The political campaign season has descended on west Oakland County — as well as across the state and nation — in full force. With the Aug. 7 primary election looming, lakes area residents are already subject to a torrent of advertising, including traditional signs and mailers, for candidates seeking elected office. Although we detailed local rules regarding political signage in today’s edition of the Spinal Column Newsweekly, apparently a more obscure state rule is going unheeded. Those in west Oakland County who we know are in violation — most likely unintentionally due to the somewhat esoteric nature of the rule itself — need to take the steps necessary to make sure they are in compliance with state codes, therefore avoiding potentially serious penalties.
At issue is Michigan Administrative Code (MAC) 436.1335, which applies to those licensed through the state Liquor Control Commission (LCC) to sell alcohol in the state of Michigan. Specifically, the rule states that “a licensee shall not display advertising that advocates the election of a person or political party on the inside or outside of a licensed premises.”
Moreover, the MAC 436.1001 defines “licensed premises” as “any portion of a building, structure, room, or enclosure on real estate that is owned, leased, used, controlled, or operated by a licensee in the conduct of the business at the location for which the licensee is licensed by the commission, except when otherwise specified by commission rule or written commission order.”
The practical translation of that is that political signage can be displayed outside of liquor-selling establishments, but inside the business is off-limits, as is having political signage in any way affixed to the building’s exterior. Therefore, all those signs you are seeing outside of gas stations that sell alcohol or liquor stores in west Oakland County are in compliance with the rules; anything, however, on the inside of the establishment is a violation, which comes with penalties of a fine of up to $300 for the business, or suspension or revocation of the liquor license, according to Andrea Miller, public information officer for the LCC.
She said that such violations are “not very common,” although if a formal complaint is filed, officials from the LCC will go to the business and investigate. Local police departments also have jurisdiction, she said.
Didn’t know about this rule? Don’t worry — neither did we until we were tipped off by a source raising questions about campaign signage involving a local judicial race. Therefore, we investigated the matter and were told by state officials that the signs in question were placed in accordance with Michigan rules since they weren’t inside a licensed business nor affixed to the exterior. But during our investigation, we also uncovered campaign-related materials for some local candidates inside several businesses that sell alcohol — which, under MAC 436.1335, is a no-no.
We will not identify which licensed businesses that sell alcohol were in violation, nor will we reveal which candidates had their literature inside those businesses. An employee at one such business that the Spinal Column Newsweekly informed of the violation said people from a campaign asked to place literature inside their business. The employee claimed to have no knowledge of the rule, and vowed to take the literature out of the store.

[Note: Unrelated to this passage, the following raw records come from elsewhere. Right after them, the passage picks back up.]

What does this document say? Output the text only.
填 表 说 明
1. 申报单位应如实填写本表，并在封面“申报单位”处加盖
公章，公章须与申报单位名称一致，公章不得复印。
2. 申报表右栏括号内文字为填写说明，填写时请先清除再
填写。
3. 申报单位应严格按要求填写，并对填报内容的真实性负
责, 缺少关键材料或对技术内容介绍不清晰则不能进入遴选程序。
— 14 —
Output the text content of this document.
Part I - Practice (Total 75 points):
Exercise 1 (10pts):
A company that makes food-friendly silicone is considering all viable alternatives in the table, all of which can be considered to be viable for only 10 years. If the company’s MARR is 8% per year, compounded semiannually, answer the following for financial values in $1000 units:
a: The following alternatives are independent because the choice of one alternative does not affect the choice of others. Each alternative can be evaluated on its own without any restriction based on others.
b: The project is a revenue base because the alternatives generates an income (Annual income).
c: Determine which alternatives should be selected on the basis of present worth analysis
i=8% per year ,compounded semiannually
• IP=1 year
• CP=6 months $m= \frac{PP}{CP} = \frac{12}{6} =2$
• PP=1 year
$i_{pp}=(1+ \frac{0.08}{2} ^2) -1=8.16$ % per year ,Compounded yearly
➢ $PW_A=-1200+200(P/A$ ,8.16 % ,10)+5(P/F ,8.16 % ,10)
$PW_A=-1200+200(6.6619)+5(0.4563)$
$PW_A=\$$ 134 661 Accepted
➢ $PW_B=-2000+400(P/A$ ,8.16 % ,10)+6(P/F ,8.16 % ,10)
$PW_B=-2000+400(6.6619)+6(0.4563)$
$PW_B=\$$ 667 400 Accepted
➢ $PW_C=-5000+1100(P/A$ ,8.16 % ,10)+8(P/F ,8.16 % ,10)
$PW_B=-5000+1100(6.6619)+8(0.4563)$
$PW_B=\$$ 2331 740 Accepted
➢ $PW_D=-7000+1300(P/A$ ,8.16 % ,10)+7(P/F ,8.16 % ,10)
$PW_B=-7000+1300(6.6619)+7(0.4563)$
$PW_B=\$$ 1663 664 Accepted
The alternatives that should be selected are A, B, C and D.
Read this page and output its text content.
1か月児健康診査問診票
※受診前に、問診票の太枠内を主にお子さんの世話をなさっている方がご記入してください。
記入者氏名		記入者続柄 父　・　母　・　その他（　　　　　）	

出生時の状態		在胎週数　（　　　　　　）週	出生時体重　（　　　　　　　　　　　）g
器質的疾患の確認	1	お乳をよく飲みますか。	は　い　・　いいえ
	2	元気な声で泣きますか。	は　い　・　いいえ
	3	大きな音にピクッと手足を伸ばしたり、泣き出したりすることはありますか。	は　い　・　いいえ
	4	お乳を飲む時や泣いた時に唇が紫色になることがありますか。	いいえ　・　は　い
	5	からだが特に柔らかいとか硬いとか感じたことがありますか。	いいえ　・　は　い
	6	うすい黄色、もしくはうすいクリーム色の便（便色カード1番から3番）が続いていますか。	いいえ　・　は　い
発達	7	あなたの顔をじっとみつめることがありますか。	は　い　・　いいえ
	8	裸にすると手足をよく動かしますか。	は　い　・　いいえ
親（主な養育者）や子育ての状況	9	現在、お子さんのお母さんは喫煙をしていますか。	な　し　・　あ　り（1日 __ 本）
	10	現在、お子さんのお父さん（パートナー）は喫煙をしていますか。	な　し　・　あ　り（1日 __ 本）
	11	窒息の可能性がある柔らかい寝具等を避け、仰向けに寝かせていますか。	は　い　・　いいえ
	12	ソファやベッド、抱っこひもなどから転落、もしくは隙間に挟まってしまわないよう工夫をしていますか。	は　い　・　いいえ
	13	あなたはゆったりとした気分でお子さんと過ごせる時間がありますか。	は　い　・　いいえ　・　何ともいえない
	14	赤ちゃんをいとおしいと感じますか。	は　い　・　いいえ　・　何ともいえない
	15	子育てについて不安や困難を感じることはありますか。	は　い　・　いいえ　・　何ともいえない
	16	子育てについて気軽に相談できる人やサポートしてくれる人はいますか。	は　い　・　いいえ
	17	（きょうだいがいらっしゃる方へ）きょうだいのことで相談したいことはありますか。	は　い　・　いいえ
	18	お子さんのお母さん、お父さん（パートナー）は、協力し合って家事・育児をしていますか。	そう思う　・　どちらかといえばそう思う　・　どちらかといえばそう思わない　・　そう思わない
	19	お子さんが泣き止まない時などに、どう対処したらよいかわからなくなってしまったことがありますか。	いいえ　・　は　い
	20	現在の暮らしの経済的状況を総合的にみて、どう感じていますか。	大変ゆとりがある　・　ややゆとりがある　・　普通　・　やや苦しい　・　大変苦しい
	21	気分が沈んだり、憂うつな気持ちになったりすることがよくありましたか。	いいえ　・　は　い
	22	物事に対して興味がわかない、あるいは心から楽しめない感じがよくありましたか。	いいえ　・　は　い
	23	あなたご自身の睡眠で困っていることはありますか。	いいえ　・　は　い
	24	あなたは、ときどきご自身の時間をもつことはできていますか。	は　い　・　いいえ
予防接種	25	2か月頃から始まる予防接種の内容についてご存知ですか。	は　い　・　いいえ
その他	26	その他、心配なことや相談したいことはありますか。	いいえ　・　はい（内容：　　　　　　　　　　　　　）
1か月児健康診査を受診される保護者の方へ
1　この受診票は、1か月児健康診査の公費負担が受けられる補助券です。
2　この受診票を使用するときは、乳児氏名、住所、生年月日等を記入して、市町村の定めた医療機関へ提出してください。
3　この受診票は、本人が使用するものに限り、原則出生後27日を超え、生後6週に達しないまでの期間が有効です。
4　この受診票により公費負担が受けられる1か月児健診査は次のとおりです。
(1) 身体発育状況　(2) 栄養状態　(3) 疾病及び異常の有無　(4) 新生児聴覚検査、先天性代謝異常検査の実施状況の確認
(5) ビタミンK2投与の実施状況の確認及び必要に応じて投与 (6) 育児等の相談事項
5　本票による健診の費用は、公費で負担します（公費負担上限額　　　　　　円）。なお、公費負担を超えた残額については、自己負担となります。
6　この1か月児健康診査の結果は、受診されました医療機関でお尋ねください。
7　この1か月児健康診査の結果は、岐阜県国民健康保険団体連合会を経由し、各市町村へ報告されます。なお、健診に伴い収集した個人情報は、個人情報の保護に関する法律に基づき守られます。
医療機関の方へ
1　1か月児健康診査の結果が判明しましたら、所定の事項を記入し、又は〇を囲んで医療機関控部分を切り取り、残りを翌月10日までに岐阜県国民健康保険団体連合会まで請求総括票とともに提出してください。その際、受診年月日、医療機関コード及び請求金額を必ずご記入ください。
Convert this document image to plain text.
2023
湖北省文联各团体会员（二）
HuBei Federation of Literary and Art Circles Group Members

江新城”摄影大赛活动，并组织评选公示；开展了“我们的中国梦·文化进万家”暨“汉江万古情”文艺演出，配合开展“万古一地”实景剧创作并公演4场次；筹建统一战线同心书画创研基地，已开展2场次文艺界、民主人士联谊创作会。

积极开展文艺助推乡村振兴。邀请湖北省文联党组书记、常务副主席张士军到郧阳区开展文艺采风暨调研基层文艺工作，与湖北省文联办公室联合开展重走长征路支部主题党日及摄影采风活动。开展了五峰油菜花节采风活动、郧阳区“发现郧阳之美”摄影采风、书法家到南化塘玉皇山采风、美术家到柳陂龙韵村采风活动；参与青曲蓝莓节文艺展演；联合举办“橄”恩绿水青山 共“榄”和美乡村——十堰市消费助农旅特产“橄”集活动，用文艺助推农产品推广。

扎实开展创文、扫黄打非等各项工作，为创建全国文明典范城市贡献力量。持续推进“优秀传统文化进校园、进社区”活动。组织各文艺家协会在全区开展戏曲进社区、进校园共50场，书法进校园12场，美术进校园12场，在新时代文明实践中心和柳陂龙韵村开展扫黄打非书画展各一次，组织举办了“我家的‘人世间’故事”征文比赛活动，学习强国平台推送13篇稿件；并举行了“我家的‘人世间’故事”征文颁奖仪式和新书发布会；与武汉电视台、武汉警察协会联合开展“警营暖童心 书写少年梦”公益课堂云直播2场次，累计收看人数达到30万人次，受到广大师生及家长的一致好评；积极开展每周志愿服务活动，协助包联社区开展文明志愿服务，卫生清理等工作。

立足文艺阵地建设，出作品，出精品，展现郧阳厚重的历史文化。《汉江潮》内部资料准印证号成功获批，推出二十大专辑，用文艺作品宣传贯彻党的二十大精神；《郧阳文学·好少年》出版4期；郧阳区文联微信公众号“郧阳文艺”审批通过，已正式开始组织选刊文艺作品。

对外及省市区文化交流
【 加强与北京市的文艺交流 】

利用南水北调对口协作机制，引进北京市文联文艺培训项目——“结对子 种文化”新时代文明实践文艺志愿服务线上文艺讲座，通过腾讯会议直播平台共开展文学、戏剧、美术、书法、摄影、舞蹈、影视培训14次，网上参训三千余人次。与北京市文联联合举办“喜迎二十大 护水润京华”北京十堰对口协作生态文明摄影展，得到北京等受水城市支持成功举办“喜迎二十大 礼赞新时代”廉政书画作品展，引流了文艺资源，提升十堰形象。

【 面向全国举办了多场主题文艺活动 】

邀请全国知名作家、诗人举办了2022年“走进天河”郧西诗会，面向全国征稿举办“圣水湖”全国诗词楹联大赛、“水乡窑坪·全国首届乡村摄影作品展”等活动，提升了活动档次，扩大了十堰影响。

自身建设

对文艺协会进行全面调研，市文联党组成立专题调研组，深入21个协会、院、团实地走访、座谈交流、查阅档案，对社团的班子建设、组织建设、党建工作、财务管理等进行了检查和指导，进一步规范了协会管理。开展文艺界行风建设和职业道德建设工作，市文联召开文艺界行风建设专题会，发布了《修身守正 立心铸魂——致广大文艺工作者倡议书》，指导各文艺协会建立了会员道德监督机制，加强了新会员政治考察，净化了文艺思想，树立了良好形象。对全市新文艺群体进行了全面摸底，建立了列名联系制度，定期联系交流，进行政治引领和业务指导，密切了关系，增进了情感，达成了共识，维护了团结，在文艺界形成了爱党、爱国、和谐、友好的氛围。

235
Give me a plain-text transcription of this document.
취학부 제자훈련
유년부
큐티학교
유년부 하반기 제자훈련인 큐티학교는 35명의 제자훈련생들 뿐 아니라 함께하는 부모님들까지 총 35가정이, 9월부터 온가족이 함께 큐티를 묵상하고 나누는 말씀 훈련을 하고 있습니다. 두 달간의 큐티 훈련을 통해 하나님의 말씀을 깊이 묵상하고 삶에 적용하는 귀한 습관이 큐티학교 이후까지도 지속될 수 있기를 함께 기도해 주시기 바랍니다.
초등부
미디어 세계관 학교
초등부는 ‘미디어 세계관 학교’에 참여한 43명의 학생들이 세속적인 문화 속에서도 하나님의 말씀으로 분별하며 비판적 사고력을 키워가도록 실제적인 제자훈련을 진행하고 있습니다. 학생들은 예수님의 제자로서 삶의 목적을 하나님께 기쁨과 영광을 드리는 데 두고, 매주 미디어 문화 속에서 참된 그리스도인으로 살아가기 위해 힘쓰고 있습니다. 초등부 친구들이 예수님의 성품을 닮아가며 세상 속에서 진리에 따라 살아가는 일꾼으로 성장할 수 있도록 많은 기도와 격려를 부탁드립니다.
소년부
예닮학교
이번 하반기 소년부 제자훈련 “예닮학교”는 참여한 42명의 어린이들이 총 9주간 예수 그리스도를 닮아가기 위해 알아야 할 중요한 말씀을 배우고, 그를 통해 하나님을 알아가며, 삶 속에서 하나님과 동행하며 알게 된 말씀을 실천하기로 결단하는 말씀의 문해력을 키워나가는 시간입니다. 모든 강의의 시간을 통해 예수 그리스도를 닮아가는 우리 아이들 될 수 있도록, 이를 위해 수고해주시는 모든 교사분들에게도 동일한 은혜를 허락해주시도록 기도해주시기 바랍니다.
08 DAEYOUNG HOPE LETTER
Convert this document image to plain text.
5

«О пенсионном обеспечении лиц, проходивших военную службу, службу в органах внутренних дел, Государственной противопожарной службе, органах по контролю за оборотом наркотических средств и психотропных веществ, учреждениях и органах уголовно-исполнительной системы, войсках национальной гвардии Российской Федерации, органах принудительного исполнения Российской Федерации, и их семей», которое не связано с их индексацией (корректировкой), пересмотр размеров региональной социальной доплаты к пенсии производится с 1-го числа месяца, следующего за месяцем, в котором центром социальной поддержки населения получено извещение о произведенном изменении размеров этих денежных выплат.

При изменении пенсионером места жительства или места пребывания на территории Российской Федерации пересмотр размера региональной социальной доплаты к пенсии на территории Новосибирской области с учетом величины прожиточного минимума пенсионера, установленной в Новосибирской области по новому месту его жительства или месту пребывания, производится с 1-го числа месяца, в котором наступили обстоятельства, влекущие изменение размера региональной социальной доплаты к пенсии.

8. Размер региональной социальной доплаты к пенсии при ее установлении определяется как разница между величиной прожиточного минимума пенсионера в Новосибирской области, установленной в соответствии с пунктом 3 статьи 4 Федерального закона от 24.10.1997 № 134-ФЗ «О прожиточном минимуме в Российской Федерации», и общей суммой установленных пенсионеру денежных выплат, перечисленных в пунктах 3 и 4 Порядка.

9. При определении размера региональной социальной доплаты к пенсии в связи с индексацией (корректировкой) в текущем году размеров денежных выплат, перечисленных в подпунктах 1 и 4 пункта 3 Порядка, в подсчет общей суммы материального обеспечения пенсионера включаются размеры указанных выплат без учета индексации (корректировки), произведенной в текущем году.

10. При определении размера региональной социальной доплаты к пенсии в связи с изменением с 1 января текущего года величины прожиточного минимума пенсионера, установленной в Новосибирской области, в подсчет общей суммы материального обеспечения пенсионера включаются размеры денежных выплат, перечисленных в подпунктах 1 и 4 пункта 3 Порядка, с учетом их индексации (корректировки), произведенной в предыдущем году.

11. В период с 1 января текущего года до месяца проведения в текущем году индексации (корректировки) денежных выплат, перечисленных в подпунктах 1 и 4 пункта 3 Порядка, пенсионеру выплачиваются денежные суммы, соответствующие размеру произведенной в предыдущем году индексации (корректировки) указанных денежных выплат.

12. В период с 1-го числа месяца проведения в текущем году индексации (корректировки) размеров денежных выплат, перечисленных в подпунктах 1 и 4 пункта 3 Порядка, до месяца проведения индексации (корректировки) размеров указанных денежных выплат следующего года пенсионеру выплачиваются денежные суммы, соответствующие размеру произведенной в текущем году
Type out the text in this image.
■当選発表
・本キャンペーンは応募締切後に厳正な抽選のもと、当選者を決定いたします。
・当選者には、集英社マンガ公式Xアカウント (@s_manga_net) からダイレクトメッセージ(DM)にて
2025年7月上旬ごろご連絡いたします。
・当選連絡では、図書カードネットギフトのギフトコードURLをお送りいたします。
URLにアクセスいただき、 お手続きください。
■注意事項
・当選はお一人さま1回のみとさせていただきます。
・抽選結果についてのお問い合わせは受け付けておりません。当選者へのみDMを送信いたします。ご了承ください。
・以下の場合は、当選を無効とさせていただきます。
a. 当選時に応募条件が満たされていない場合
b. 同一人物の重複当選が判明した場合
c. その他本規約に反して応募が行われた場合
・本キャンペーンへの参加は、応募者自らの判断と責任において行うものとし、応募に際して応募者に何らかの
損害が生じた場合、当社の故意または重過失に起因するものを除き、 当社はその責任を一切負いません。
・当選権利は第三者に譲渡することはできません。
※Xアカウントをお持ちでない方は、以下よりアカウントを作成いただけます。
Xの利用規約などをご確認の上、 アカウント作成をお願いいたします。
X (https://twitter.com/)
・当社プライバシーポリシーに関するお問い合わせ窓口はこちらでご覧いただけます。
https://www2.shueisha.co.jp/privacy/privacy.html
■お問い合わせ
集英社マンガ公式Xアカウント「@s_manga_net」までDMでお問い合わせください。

We suspect that employee’s claim of ignorance would be common if we approached all of the businesses with liquor licenses that we’ve seen with campaign-related literature inside. MAC 436.1335 is a largely unknown rule; representatives from the LCC effectively said as much when they reported few complaints of violation. Therefore, we are not claiming that the owners of the licensed establishments, nor anyone in the various campaigns, have been intentionally or maliciously violating LCC guidelines.
However, rules are rules, complete with penalties — including possible suspension or revocation of a liquor license — if the LCC finds the business in violation. The rules need to be followed, however recondite, so we urge business owners with liquor licenses to bone up on them this election season and, if in violation of MAC 436.1335 or any other LCC rule, get the business into compliance. We understand that in all likelihood you’re just trying to help and be an active member in the community by displaying the campaign literature, but we suspect that the “I didn’t know about the rule” argument won’t fly with the LCC.
That also leads us to a word of warning to candidates for office. While we understand that you’re likely just attempting to promote your campaign, it’s important that you, as well, know the rules. If you have literature in a business that sells alcohol, get it back and place it somewhere it’s allowed. If you’ve been actively promoting your candidacy at licensed establishments by displaying campaign materials there, for the sake of the businesses, you would be wise to cease that strategy.
The last thing local businesses need is to be hit with a fine or to have their liquor licenses suspended or revoked all because of what is likely a simple oversight of a fairly obscure provision in state rules.